The support from Malaysia that Malays get further emboldens them and the dissatisfaction brews communal tensions.
Singaporean poet Alfian Sa’at, who hails from the Malay community, in one of his creations said that he doesn’t consider Singapore as his country:
“Singapore you are not my country”
“Your words are like walls on which truth is graffiti
This has become an island of walls
Asylum walls, factory walls, school walls, the walls of the midnight Istana.”
Such words question Singapore’s multiethnicity.
Recently, Singapore’s ambassador-at-large, Professor Tommy Koh expressed his disappointment about the underrepresentation of the Malay community in Singapore’s Ministry of Foreign Affairs’ undergraduate interns.

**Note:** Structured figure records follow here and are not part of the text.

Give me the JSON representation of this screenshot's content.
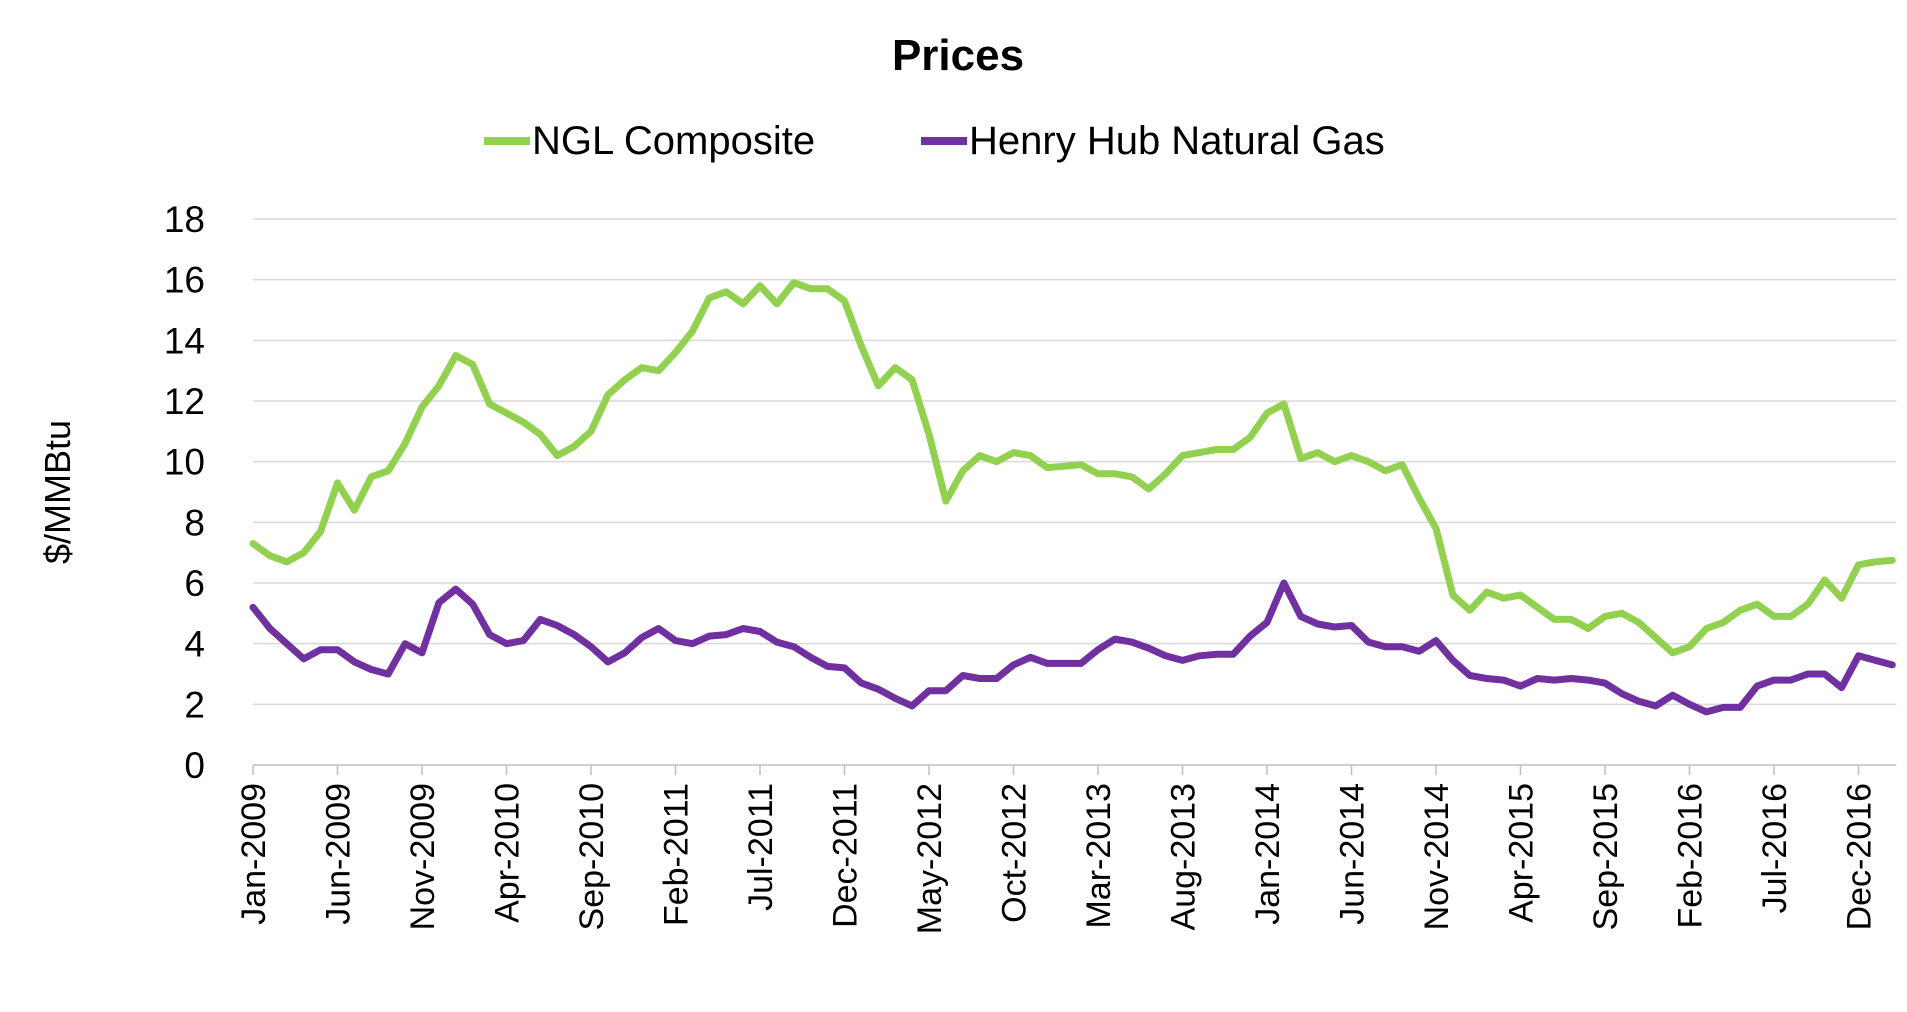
{
  "chart_data": {
    "type": "line",
    "title": "Prices",
    "ylabel": "$/MMBtu",
    "xlabel": "",
    "ylim": [
      0,
      18
    ],
    "yticks": [
      0,
      2,
      4,
      6,
      8,
      10,
      12,
      14,
      16,
      18
    ],
    "grid": "horizontal",
    "legend": "top",
    "x_start": "2009-01",
    "x_frequency": "monthly",
    "xtick_labels": [
      "Jan-2009",
      "Jun-2009",
      "Nov-2009",
      "Apr-2010",
      "Sep-2010",
      "Feb-2011",
      "Jul-2011",
      "Dec-2011",
      "May-2012",
      "Oct-2012",
      "Mar-2013",
      "Aug-2013",
      "Jan-2014",
      "Jun-2014",
      "Nov-2014",
      "Apr-2015",
      "Sep-2015",
      "Feb-2016",
      "Jul-2016",
      "Dec-2016"
    ],
    "series": [
      {
        "name": "NGL Composite",
        "color": "#92d050",
        "values": [
          7.3,
          6.9,
          6.7,
          7.0,
          7.7,
          9.3,
          8.4,
          9.5,
          9.7,
          10.6,
          11.8,
          12.5,
          13.5,
          13.2,
          11.9,
          11.6,
          11.3,
          10.9,
          10.2,
          10.5,
          11.0,
          12.2,
          12.7,
          13.1,
          13.0,
          13.6,
          14.3,
          15.4,
          15.6,
          15.2,
          15.8,
          15.2,
          15.9,
          15.7,
          15.7,
          15.3,
          13.8,
          12.5,
          13.1,
          12.7,
          10.9,
          8.7,
          9.7,
          10.2,
          10.0,
          10.3,
          10.2,
          9.8,
          9.85,
          9.9,
          9.6,
          9.6,
          9.5,
          9.1,
          9.6,
          10.2,
          10.3,
          10.4,
          10.4,
          10.8,
          11.6,
          11.9,
          10.1,
          10.3,
          10.0,
          10.2,
          10.0,
          9.7,
          9.9,
          8.8,
          7.8,
          5.6,
          5.1,
          5.7,
          5.5,
          5.6,
          5.2,
          4.8,
          4.8,
          4.5,
          4.9,
          5.0,
          4.7,
          4.2,
          3.7,
          3.9,
          4.5,
          4.7,
          5.1,
          5.3,
          4.9,
          4.9,
          5.3,
          6.1,
          5.5,
          6.6,
          6.7,
          6.75
        ]
      },
      {
        "name": "Henry Hub Natural Gas",
        "color": "#7030a0",
        "values": [
          5.2,
          4.5,
          4.0,
          3.5,
          3.8,
          3.8,
          3.4,
          3.15,
          3.0,
          4.0,
          3.7,
          5.35,
          5.8,
          5.3,
          4.3,
          4.0,
          4.1,
          4.8,
          4.6,
          4.3,
          3.9,
          3.4,
          3.7,
          4.2,
          4.5,
          4.1,
          4.0,
          4.25,
          4.3,
          4.5,
          4.4,
          4.05,
          3.9,
          3.55,
          3.25,
          3.2,
          2.7,
          2.5,
          2.2,
          1.95,
          2.45,
          2.45,
          2.95,
          2.85,
          2.85,
          3.3,
          3.55,
          3.35,
          3.35,
          3.35,
          3.8,
          4.15,
          4.05,
          3.85,
          3.6,
          3.45,
          3.6,
          3.65,
          3.65,
          4.25,
          4.7,
          6.0,
          4.9,
          4.65,
          4.55,
          4.6,
          4.05,
          3.9,
          3.9,
          3.75,
          4.1,
          3.45,
          2.95,
          2.85,
          2.8,
          2.6,
          2.85,
          2.8,
          2.85,
          2.8,
          2.7,
          2.35,
          2.1,
          1.95,
          2.3,
          2.0,
          1.75,
          1.9,
          1.9,
          2.6,
          2.8,
          2.8,
          3.0,
          3.0,
          2.55,
          3.6,
          3.45,
          3.3
        ]
      }
    ]
  }
}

However, researchers say that less representation of Malays isn’t the result of fewer opportunities for them. The social and aesthetic demands of the Malays are more important to them than their economic needs. Because of this, their socialisation did not place a strong focus on values related to economic success, especially in the industrial and commercial realms.
Malay parents prioritised teaching their children social and religious values above competitive and materialistic ones. The ideals of education and professional achievement were recognised, but they had not been internalised and given moral grounds for their ideas. Some even say that their religion and their traditional value system prevented them from pursuing economic goals.
Whatever, maybe the case, the support of Malays in Singapore from Malaysia can lead to communal or ethnic tension. Malays should consider them as Singaporean first and shouldn’t supersede their religious identity over the national one. Singaporean government should also try to incorporate Malays into their society or take necessary steps before they become a source of humiliation for the country.